Un documentaire, produit par Michael Moore, dénonce les ravages des énergies dites renouvelables (m-à-j)

Michael Moore, homme de gauche avéré, subit actuellement les foudres de la gauche écologiste pour ce documentaire qui torpille les énergies censées être renouvelables et moins polluantes. Michael Moore est actuellement impliqué dans un différend avec Michael Mann, l’homme de la courbe de hockey qui a perdu son procès contre le climatologue canadien Tim Ball, principalement parce qu’il avait usé de méthodes dilatoires, pendant neuf ans, avait refusé de fournir les informations demandées par un tribunal de Colombie-Britannique. (Plus de détails dans la note "Voir aussi » de ce billet)

Michael Moore, qui se présente à tort comme un lauréat du prix Nobel, attaque Michael Moore au sujet de son nouveau film La Planète des Humains (ci-dessous).

Mann demande que le documentaire soit « retiré ». Il a accusé Moore d’être un agent russe (la gauche américaine ne pratique pas le complotisme — non !). Voir les gazouillis de Michael Mann reproduits ci-dessous (il bloque vite ses critiques). Il a, pour l’instant, évité l’autre anathème pavlovien de la gauche américaine : le racisme. Attendons.

Michael Moore, un gauchiste militant certifié, apprend à ses dépens ce que les conservateurs aux États-Unis savent depuis des décennies : dans le monde des réchauffistes de Michael Mann, ceux qui ne se prosternent pas, ceux qui ne paniquent pas devant l’urgence climatique, ont juste le droit de se taire.





Le réalisateur Michael Moore a diffusé, ce mercredi 22 avril, un documentaire qui pointe notamment la présence de puissants lobbies au sein du mouvement de défense de l’environnement.


Toujours prompt à dénoncer les errements de la société américaine, Michael Moore récidive ce mercredi 22 avril. Avec son collaborateur et producteur Jeff Gibbs, il diffuse gratuitement Planet Of The Humans, réalisé par ce dernier. Un documentaire militant qui porte sur l’économie verte.

Nous ne partageons pas les craintes de Michael Moore sur de nombreux sujets dont ceux sur le « réchauffement climatique » ou sur la surpopulation alors que les Occidentaux ne font plus assez d’enfants pour se remplacer depuis 50 ans... La surpopulation n’est pas occidentale, l’immigration de masse vers l’Occident augmente l’émission de CO2 qui fait peur à Michael Moore, mais Michael Moore ne critique ni la natalité en Afrique ni l’immigration de masse vers l’Occident. Nous trouvons cependant ce documentaire utile devant le matraquage constant et peu critique en faveur des énergies dites renouvelables.

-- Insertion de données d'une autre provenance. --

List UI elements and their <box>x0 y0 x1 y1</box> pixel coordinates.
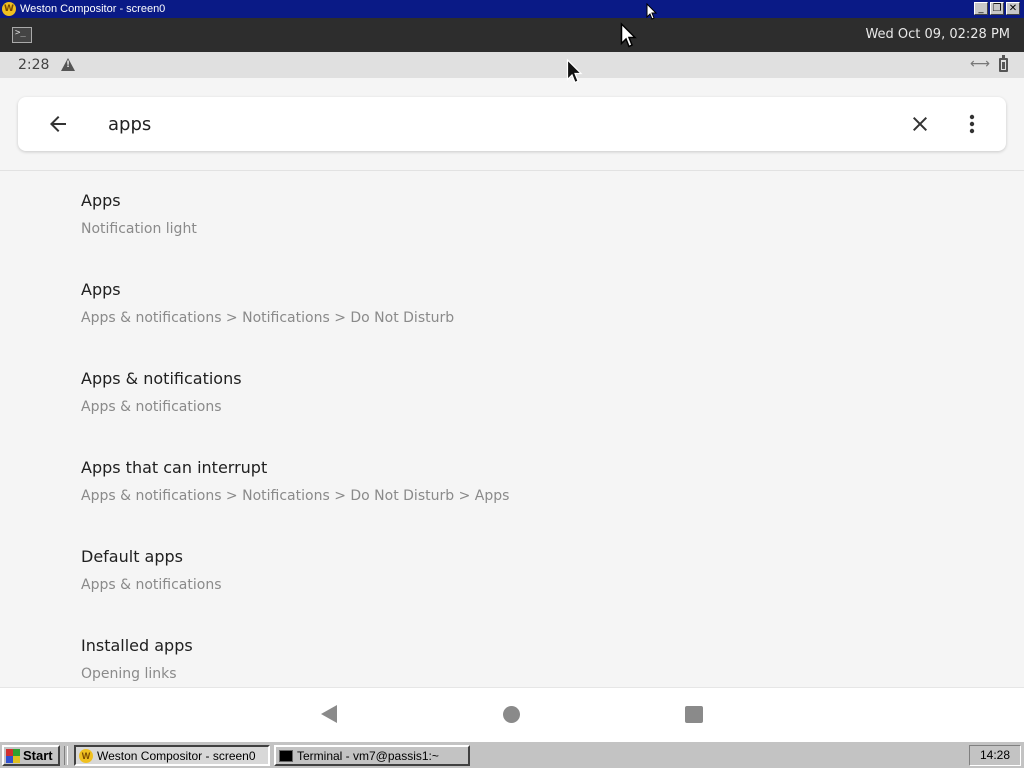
window-title: Weston Compositor - screen0 <box>20 3 166 15</box>
nav-back-icon[interactable] <box>321 705 337 723</box>
result-title: Apps that can interrupt <box>81 458 268 477</box>
result-summary: Opening links <box>81 666 177 682</box>
terminal-icon[interactable] <box>12 27 32 43</box>
result-summary: Apps & notifications <box>81 577 222 593</box>
search-bar <box>18 97 1006 151</box>
back-arrow-icon[interactable] <box>46 112 70 136</box>
result-item[interactable]: Apps that can interrupt Apps & notificat… <box>0 438 1024 527</box>
result-summary: Apps & notifications > Notifications > D… <box>81 310 455 326</box>
status-time: 2:28 <box>18 57 50 73</box>
start-logo-icon <box>6 748 20 763</box>
start-label: Start <box>23 748 53 763</box>
nav-recents-icon[interactable] <box>685 706 703 723</box>
warning-icon <box>61 58 75 71</box>
battery-icon <box>999 55 1008 72</box>
result-title: Apps & notifications <box>81 369 242 388</box>
link-icon: ⟷ <box>969 56 990 72</box>
close-button[interactable]: ✕ <box>1006 2 1020 15</box>
task-label: Terminal - vm7@passis1:~ <box>297 748 439 763</box>
result-summary: Apps & notifications > Notifications > D… <box>81 488 510 504</box>
result-item[interactable]: Apps & notifications Apps & notification… <box>0 349 1024 438</box>
window-titlebar[interactable]: W Weston Compositor - screen0 _ ❐ ✕ <box>0 0 1024 18</box>
result-title: Default apps <box>81 547 183 566</box>
nav-home-icon[interactable] <box>503 706 520 723</box>
minimize-button[interactable]: _ <box>974 2 988 15</box>
window-controls: _ ❐ ✕ <box>974 2 1020 15</box>
more-vert-icon[interactable] <box>962 112 982 136</box>
result-item[interactable]: Installed apps Opening links <box>0 616 1024 687</box>
close-icon[interactable] <box>908 112 932 136</box>
taskbar: Start W Weston Compositor - screen0 Term… <box>0 741 1024 768</box>
panel-clock: Wed Oct 09, 02:28 PM <box>865 27 1010 42</box>
result-title: Apps <box>81 191 121 210</box>
search-results-list: Apps Notification light Apps Apps & noti… <box>0 171 1024 687</box>
weston-icon: W <box>79 748 93 763</box>
result-item[interactable]: Default apps Apps & notifications <box>0 527 1024 616</box>
taskbar-clock: 14:28 <box>969 745 1021 766</box>
android-nav-bar <box>0 687 1024 741</box>
task-weston[interactable]: W Weston Compositor - screen0 <box>74 745 270 766</box>
result-item[interactable]: Apps Notification light <box>0 171 1024 260</box>
task-label: Weston Compositor - screen0 <box>97 748 256 763</box>
result-title: Apps <box>81 280 121 299</box>
result-summary: Apps & notifications <box>81 399 222 415</box>
taskbar-separator <box>64 746 68 765</box>
terminal-icon <box>279 749 293 762</box>
weston-icon: W <box>2 2 16 16</box>
start-button[interactable]: Start <box>2 745 60 766</box>
weston-panel: Wed Oct 09, 02:28 PM <box>0 18 1024 52</box>
result-item[interactable]: Apps Apps & notifications > Notification… <box>0 260 1024 349</box>
search-input[interactable] <box>108 110 868 138</box>
task-terminal[interactable]: Terminal - vm7@passis1:~ <box>274 745 470 766</box>
restore-button[interactable]: ❐ <box>990 2 1004 15</box>
result-title: Installed apps <box>81 636 193 655</box>
android-status-bar: 2:28 ⟷ <box>0 52 1024 78</box>
result-summary: Notification light <box>81 221 197 237</box>
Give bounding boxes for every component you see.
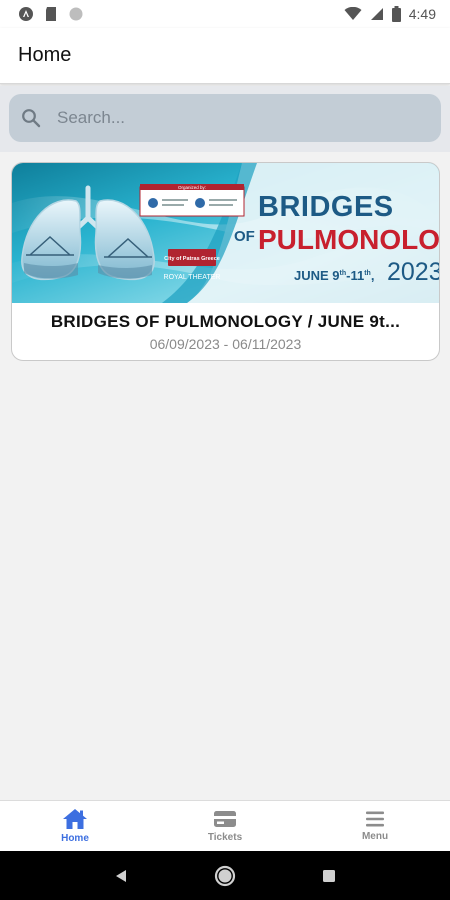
event-dates: 06/09/2023 - 06/11/2023: [149, 336, 302, 352]
status-bar: 4:49: [0, 0, 450, 28]
back-icon[interactable]: [113, 868, 129, 884]
home-icon: [62, 808, 88, 830]
ticket-icon: [213, 809, 237, 829]
recents-icon[interactable]: [321, 868, 337, 884]
app-notification-icon: [18, 6, 34, 22]
event-title: BRIDGES OF PULMONOLOGY / JUNE 9t...: [50, 312, 401, 331]
home-button-icon[interactable]: [214, 865, 236, 887]
search-icon: [21, 108, 41, 128]
bottom-tab-bar: Home Tickets Menu: [0, 800, 450, 851]
circle-notification-icon: [68, 6, 84, 22]
organized-by-text: Organized by:: [178, 185, 206, 190]
event-card[interactable]: Organized by: City of Patras Greece ROYA…: [11, 162, 440, 361]
search-input[interactable]: [41, 94, 441, 142]
event-banner-image: Organized by: City of Patras Greece ROYA…: [12, 163, 440, 303]
search-bar[interactable]: [9, 94, 441, 142]
banner-headline-line1: BRIDGES: [258, 191, 394, 223]
banner-headline-line2: PULMONOLOGY: [258, 224, 440, 255]
wifi-icon: [344, 7, 362, 21]
banner-date-text: JUNE 9th-11th,: [294, 268, 374, 283]
menu-icon: [364, 810, 386, 828]
status-time: 4:49: [408, 6, 436, 22]
cell-signal-icon: [370, 7, 384, 21]
system-navigation-bar: [0, 851, 450, 900]
status-notifications: [18, 6, 84, 22]
tab-tickets-label: Tickets: [207, 832, 243, 843]
sd-card-icon: [44, 6, 58, 22]
tab-home[interactable]: Home: [0, 801, 150, 851]
tab-menu-label: Menu: [361, 831, 389, 842]
banner-year-text: 2023: [387, 258, 440, 286]
page-title: Home: [18, 44, 72, 66]
tab-tickets[interactable]: Tickets: [150, 801, 300, 851]
battery-icon: [391, 6, 401, 22]
venue-name-text: ROYAL THEATER: [164, 274, 221, 281]
event-card-body: BRIDGES OF PULMONOLOGY / JUNE 9t... 06/0…: [12, 303, 439, 360]
banner-headline-of: OF: [234, 228, 255, 245]
tab-menu[interactable]: Menu: [300, 801, 450, 851]
app-header: Home: [0, 28, 450, 84]
venue-city-text: City of Patras Greece: [164, 256, 220, 262]
tab-home-label: Home: [61, 833, 89, 844]
search-container: [0, 86, 450, 152]
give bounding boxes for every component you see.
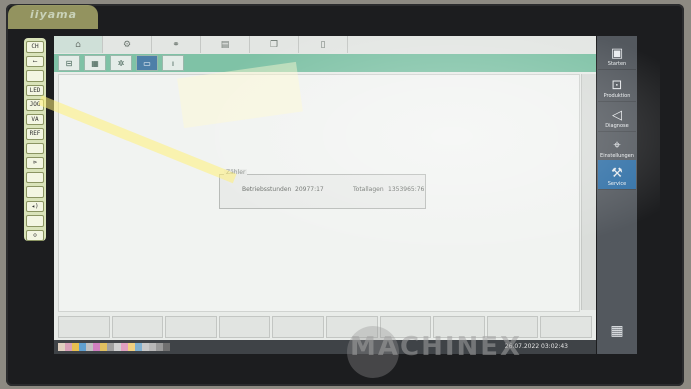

Version originale sous-titrée en français

« Le mouvement vendu aux riches intérêts »

« Nous sommes en train de perdre la bataille pour stopper le changement climatique sur la planète parce que nous suivons des dirigeants qui nous ont menés sur la mauvaise voie en vendant le mouvement vert aux riches intérêts et aux entreprises américaines », explique Michael Moore dans le texte descriptif de la vidéo, sur YouTube.

Le réalisateur ajoute : « Ce film ne fait aucune concession et expose la vérité sur comment nous avons été influencés dans cette bataille pour sauver la planète, au point où si nous ne renversons pas le cours des choses dès à présent, les événements comme la pandémie actuelle seront de plus en plus nombreux, dévastateurs et insurmontables. » Parmi les intervenants figurent des personnalités telles que Al Gore, Bill McKibben, Richard Branson ou Robert F Kennedy Jr.

Un habitué des documentaires-chocs

Michael Moore a pris l’habitude, ces dernières décennies, de s’attaquer au travers de la société et de la politique américaines. En 2002, il réalisait Bowling for Columbine, une enquête sur la violence liée aux armes à feu aux États-Unis, notamment au travers de la tuerie de Columbine, survenue dans un lycée du Colorado en 1999. En 2004, il réalisait Fahrenheit 9/11, qui portait sur les années post-11 Septembre et sur des liens supposés entre la famille Bush et la famille ben Laden.